Debt Servicing Impeding Nigeria’s Socioeconomic Progress – IMF
Written by Agboola Oluwafemi on October 25, 2024
International Monetary Fund (IMF) has highlighted that Nigeria dedicates a substantial portion of its revenue to debt servicing, significantly limiting resources for essential development projects.
During the Fiscal Monitor press briefing at the ongoing IMF/World Bank Annual Meetings in Washington, DC, Davide Furceri, Division Chief of the IMF’s Fiscal Affairs Department, underscored the urgency for Nigeria to adopt more robust revenue mobilisation strategies to mitigate its fiscal strain
Furceri reported that Nigeria’s debt service-to-revenue ratio is currently around 60%, which severely hampers the government’s capacity to fund vital social and economic initiatives. Although the debt service-to-GDP ratio has reduced from nearly 100% to 60%, Furceri advised that further reductions are essential, specifically by expanding the nation’s tax base.
He added that, “There is a need to grow the revenue-to-GDP ratio. For a country Like Nigeria, the Debt Service-to-Revenue is about 60 per cent. What that means is that a larger part of the revenue of the country goes into debt servicing.

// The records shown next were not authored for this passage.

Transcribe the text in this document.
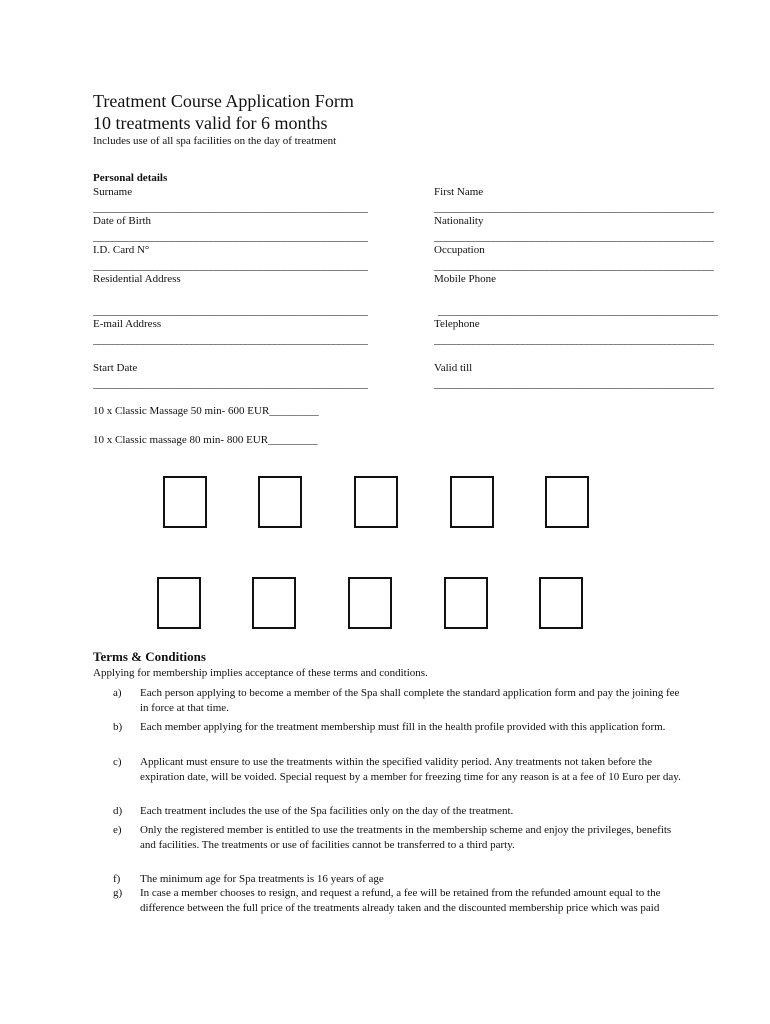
Treatment Course Application Form
10 treatments valid for 6 months
Includes use of all spa facilities on the day of treatment
Personal details
Surname	First Name
________________________________________________________	_________________________________________________________
Date of Birth	Nationality
________________________________________________________	_________________________________________________________
I.D. Card N°	Occupation
________________________________________________________	_________________________________________________________
Residential Address	Mobile Phone
________________________________________________________	_________________________________________________________
E-mail Address	Telephone
________________________________________________________	_________________________________________________________
Start Date	Valid till
________________________________________________________	_________________________________________________________
10 x Classic Massage 50 min- 600 EUR_________
10 x Classic massage 80 min- 800 EUR_________
Terms & Conditions
Applying for membership implies acceptance of these terms and conditions.
a) Each person applying to become a member of the Spa shall complete the standard application form and pay the joining fee in force at that time.
b) Each member applying for the treatment membership must fill in the health profile provided with this application form.
c) Applicant must ensure to use the treatments within the specified validity period. Any treatments not taken before the expiration date, will be voided. Special request by a member for freezing time for any reason is at a fee of 10 Euro per day.
d) Each treatment includes the use of the Spa facilities only on the day of the treatment.
e) Only the registered member is entitled to use the treatments in the membership scheme and enjoy the privileges, benefits and facilities. The treatments or use of facilities cannot be transferred to a third party.
f) The minimum age for Spa treatments is 16 years of age
g) In case a member chooses to resign, and request a refund, a fee will be retained from the refunded amount equal to the difference between the full price of the treatments already taken and the discounted membership price which was paid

What we recommend for countries like Nigeria, if they can improve their revenue mobilisation, they will be able to reduce the portion of the revenue that goes into debt servicing.
It is important to broaden the tax base in order to have more revenue and especially in Nigeria to put in place a system and mechanism that is transparent and efficient to assist the government in collecting more revenue.”
The IMF’s latest Fiscal Monitor Report also projects a downward trend in Nigeria’s debt-to-GDP ratio, which, currently at 50.7%, is expected to fall to 49.6% by 2025.
This report clarifies that Nigeria’s public debt includes overdrafts from the Central Bank of Nigeria and obligations from the Asset Management Corporation of Nigeria. “The overdrafts and government deposits at the Central Bank of Nigeria almost cancel each other out, and the Asset Management Corporation of Nigeria debt is roughly halved,” the report explains.
Further predictions show the debt-to-GDP ratio reducing to 48.5% by 2026 and 48.2% in 2027, followed by a marginal increase to 48.8% in 2028 and 49.1% in 2029. Additionally, the IMF emphasized that Nigeria’s government must not only aim for revenue growth but also implement focused social safety nets to help protect vulnerable groups from inflationary pressures and environmental challenges.